The EU is investigating the GPU market for possible abuses after a raid on Nvidia offices
The European Commission has informally started collecting opinions on potential unfair practices related to graphics cards used for artificial intelligence (AI) applications. In this way, the EU is investigating whether there is a need for the next step, that is, a formal investigation when it comes to the GPU market.
The move came after French law enforcement authorities raided Nvidia’s offices last week on suspicion of so-called anti-competitive practices in the graphics card industry, Bloomberg reports.
Nvidia GPUs have become essential for training large-scale AI models, and the Nvidia H100 graphics processor has allowed the company to secure over 80 percent of the market, beating competitors such as Intel and AMD. If these initial investigations culminate in a formal EU antitrust investigation and Nvidia is eventually found guilty, the company could face serious fines of up to 10 percent of its global annual revenue.
In the case of Nvidia, that amount would be measured in the billions of dollars.
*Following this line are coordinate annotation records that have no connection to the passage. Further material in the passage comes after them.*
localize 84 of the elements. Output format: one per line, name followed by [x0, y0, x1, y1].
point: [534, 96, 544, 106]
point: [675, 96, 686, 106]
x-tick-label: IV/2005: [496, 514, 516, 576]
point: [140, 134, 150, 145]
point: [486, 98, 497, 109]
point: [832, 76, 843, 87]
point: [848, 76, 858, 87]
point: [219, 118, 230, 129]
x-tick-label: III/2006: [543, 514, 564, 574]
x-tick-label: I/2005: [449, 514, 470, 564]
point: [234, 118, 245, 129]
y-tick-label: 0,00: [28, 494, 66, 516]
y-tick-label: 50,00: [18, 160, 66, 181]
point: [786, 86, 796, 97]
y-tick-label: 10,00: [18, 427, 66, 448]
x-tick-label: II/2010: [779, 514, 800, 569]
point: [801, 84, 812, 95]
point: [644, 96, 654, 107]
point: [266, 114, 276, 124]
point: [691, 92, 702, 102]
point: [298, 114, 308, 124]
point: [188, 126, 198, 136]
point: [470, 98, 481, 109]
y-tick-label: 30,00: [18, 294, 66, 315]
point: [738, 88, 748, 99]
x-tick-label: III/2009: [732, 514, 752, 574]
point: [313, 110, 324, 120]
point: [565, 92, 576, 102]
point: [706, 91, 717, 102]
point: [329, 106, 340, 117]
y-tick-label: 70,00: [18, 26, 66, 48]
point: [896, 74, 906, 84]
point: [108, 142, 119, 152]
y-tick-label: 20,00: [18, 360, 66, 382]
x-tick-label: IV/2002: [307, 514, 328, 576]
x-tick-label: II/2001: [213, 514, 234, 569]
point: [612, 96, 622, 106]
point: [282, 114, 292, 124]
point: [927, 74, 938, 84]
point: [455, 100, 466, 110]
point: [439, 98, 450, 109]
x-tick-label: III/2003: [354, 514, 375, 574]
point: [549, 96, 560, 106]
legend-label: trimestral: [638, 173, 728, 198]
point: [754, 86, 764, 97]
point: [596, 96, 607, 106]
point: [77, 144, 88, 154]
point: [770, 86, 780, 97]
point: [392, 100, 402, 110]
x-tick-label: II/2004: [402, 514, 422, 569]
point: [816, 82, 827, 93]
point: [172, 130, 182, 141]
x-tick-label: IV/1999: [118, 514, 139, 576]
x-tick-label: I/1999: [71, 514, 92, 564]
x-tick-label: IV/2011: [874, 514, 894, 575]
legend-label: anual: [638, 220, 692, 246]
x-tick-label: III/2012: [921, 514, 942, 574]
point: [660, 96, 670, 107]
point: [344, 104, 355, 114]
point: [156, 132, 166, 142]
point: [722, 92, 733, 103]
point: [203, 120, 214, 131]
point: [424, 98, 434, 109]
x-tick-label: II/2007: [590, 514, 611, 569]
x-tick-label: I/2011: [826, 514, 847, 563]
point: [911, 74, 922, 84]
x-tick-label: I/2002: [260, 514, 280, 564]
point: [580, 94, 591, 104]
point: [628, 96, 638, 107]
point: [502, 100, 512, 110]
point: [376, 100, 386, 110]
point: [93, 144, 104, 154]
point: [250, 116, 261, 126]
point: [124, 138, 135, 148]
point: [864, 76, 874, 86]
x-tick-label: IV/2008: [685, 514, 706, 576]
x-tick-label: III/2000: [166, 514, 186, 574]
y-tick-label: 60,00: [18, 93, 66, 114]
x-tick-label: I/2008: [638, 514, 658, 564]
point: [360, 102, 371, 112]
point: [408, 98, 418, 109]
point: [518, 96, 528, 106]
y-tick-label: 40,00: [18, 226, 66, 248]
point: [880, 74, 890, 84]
Meanwhile, France is conducting a parallel investigation after last week’s raid as the country’s authorities have taken a particular interest in understanding Nvidia’s dominant role and its pricing strategy. The fact that the EU investigation was announced immediately afterwards is a fact that underlines the seriousness of the situation in which Nvidia currently finds itself.
It is definite that Nvidia is breaking records when it comes to AI GPUs and is reaching huge amounts of pure profit at breakneck speed. However, this was only to be expected since the company initially invested billions of dollars in optimizing its CUDA platform for AI applications. That, together with the performance of the A100 and H100 processors, not only solidified Nvidia’s position in the AI world, but pushed it far ahead of its rivals.
The dominant market position is certainly a testament to Nvidia’s innovation and capabilities, but it doesn’t seem to sit well with everyone, and it’s now under the microscope for potential antitrust implications. If things end badly for this company, it would be just another contribution to the thesis that the capitalist free market is not so free.